Il y a quelques années pourtant, les autorités locales avaient fourni des efforts pour apporter un peu d’ordre dans ce secteur anarchique mais les commissions multisectorielles de contrôle qui avaient été installées ont eu tôt fait de disparaître, ne laissant que le goût amer d’un échec prématuré.
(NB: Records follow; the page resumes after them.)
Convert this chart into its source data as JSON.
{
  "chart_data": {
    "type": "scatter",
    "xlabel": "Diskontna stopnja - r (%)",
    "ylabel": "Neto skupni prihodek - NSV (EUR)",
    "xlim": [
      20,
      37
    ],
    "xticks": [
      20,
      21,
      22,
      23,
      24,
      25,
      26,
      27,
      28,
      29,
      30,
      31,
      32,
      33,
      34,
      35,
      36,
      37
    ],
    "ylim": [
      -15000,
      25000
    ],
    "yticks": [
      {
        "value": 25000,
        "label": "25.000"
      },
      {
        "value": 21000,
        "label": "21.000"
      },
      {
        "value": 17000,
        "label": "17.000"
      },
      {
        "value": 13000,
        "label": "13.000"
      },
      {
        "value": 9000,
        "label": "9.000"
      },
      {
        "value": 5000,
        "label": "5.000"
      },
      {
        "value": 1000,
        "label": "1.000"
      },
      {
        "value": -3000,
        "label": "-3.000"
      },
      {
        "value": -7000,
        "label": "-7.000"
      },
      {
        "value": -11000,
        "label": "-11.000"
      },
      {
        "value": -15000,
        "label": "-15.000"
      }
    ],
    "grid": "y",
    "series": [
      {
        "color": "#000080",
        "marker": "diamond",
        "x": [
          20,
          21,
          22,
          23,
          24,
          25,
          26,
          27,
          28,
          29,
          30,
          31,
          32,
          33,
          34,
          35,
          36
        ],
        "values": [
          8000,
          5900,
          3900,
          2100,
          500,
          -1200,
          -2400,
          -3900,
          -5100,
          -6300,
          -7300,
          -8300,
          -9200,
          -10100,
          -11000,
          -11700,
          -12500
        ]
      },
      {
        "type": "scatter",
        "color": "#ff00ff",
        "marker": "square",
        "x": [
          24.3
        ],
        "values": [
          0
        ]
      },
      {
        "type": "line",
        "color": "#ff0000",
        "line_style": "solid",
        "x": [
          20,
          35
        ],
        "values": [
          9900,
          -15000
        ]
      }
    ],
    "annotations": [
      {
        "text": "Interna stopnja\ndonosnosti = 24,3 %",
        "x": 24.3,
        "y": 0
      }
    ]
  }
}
L’urgence d’une reprise en main

Cette situation de désorganisation totale a, bien entendu, laissé la porte ouverte à toutes les dérives, dont l’apparition de racketteurs qui, dans certains arrêts, perçoivent leur dîme au passage de chaque bus : «Pas tous, sursaute un receveur exerçant sur la ligne 11 (reliant le centre-ville et l’est d’Oran). Nous ne consentirons jamais à nous faire racketter parce que le patron est très puissant.» Petit mensonge d’un orgueil touché ou pure vérité, il n’en demeure pas moins que les racketteurs continuent de tendre une main ferme au passage des transporteurs et repartent satisfaits.  Les responsables locaux ont maintes fois exprimé la détermination de l’Etat à rétablir l’ordre dans le secteur des transports, comme dans l’ensemble des autres secteurs d’activité économique, mais les opérateurs continuent d’agir à leur guise, au mépris de toutes les lois ; les violations en tous genres se multiplient et le citoyen en demeure la première et l’ultime victime. Plus que jamais, l’Etat est interpellé pour mettre fin à cette anarchie qui n’a que trop duré.